I made this at a print-your-own-postcard booth at Berlin’s Museum for Communication. The other available stamps were something like butterflies or flaming skulls, so there was little artistic decision involved except to keep inserting the card over and over, like a carnival punch card totaling up a few too many. I like the way the bottlenecks look almost like slanted steeples with a little cross on the top, somewhere between a hangover and morning mass. Reminds me of a line from Kerouac’s “Windblown World”: ”no one has consciously realized the tremendous significance of American weekends, from proud sartorial Saturday night with its millions of premonitions of triumph and happiness, to dark Sunday night with its sweet and terrified loneliness.”
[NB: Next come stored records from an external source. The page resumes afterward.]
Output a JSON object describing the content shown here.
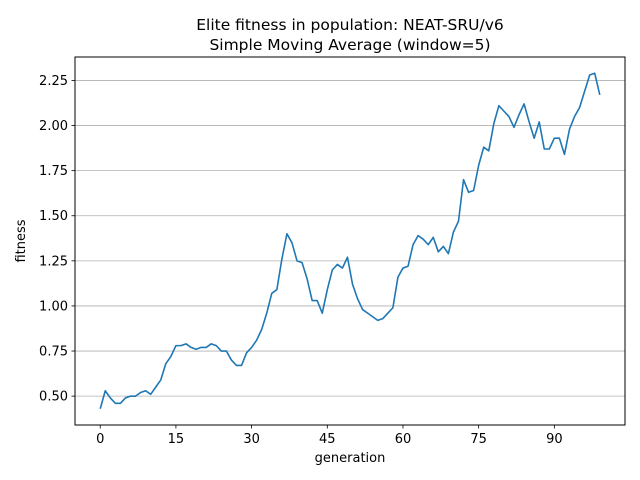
{
  "chart_data": {
    "type": "line",
    "title_line1": "Elite fitness in population: NEAT-SRU/v6",
    "title_line2": "Simple Moving Average (window=5)",
    "xlabel": "generation",
    "ylabel": "fitness",
    "xlim": [
      -5,
      104
    ],
    "ylim": [
      0.34,
      2.38
    ],
    "xticks": [
      0,
      15,
      30,
      45,
      60,
      75,
      90
    ],
    "yticks": [
      0.5,
      0.75,
      1.0,
      1.25,
      1.5,
      1.75,
      2.0,
      2.25
    ],
    "ytick_labels": [
      "0.50",
      "0.75",
      "1.00",
      "1.25",
      "1.50",
      "1.75",
      "2.00",
      "2.25"
    ],
    "grid": "horizontal",
    "line_color": "#1f77b4",
    "series": [
      {
        "x": [
          0,
          1,
          2,
          3,
          4,
          5,
          6,
          7,
          8,
          9,
          10,
          11,
          12,
          13,
          14,
          15,
          16,
          17,
          18,
          19,
          20,
          21,
          22,
          23,
          24,
          25,
          26,
          27,
          28,
          29,
          30,
          31,
          32,
          33,
          34,
          35,
          36,
          37,
          38,
          39,
          40,
          41,
          42,
          43,
          44,
          45,
          46,
          47,
          48,
          49,
          50,
          51,
          52,
          53,
          54,
          55,
          56,
          57,
          58,
          59,
          60,
          61,
          62,
          63,
          64,
          65,
          66,
          67,
          68,
          69,
          70,
          71,
          72,
          73,
          74,
          75,
          76,
          77,
          78,
          79,
          80,
          81,
          82,
          83,
          84,
          85,
          86,
          87,
          88,
          89,
          90,
          91,
          92,
          93,
          94,
          95,
          96,
          97,
          98,
          99
        ],
        "values": [
          0.43,
          0.53,
          0.49,
          0.46,
          0.46,
          0.49,
          0.5,
          0.5,
          0.52,
          0.53,
          0.51,
          0.55,
          0.59,
          0.68,
          0.72,
          0.78,
          0.78,
          0.79,
          0.77,
          0.76,
          0.77,
          0.77,
          0.79,
          0.78,
          0.75,
          0.75,
          0.7,
          0.67,
          0.67,
          0.74,
          0.77,
          0.81,
          0.87,
          0.96,
          1.07,
          1.09,
          1.26,
          1.4,
          1.35,
          1.25,
          1.24,
          1.15,
          1.03,
          1.03,
          0.96,
          1.09,
          1.2,
          1.23,
          1.21,
          1.27,
          1.12,
          1.04,
          0.98,
          0.96,
          0.94,
          0.92,
          0.93,
          0.96,
          0.99,
          1.16,
          1.21,
          1.22,
          1.34,
          1.39,
          1.37,
          1.34,
          1.38,
          1.3,
          1.33,
          1.29,
          1.41,
          1.47,
          1.7,
          1.63,
          1.64,
          1.78,
          1.88,
          1.86,
          2.01,
          2.11,
          2.08,
          2.05,
          1.99,
          2.06,
          2.12,
          2.02,
          1.93,
          2.02,
          1.87,
          1.87,
          1.93,
          1.93,
          1.84,
          1.98,
          2.05,
          2.1,
          2.19,
          2.28,
          2.29,
          2.17
        ]
      }
    ]
  }
}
Maybe not, Jack. But they would if they tried my new line of postcards. With Drunken Postcards, you can write anyone you want exactly what you’ve been wanting to say to them, without fear of reprobation. How? Easy. They’re written in disappearing ink, and never delivered. Like the opposite of Facebook, with the same exact color scheme. Old-fashioned and untraceable except for that stack of empties next to your notebook.
Not convinced? I can hardly blame you. I do, however, have an experiment which you are welcome to try at home — something I hit on entirely by accident last month while writing a stack of postcards that I’ve yet to buy postage for. If you want to dream about someone, write them a (real) postcard just before you go to sleep. Does it work? It did for me, but I’m curious what kind of results others come up with.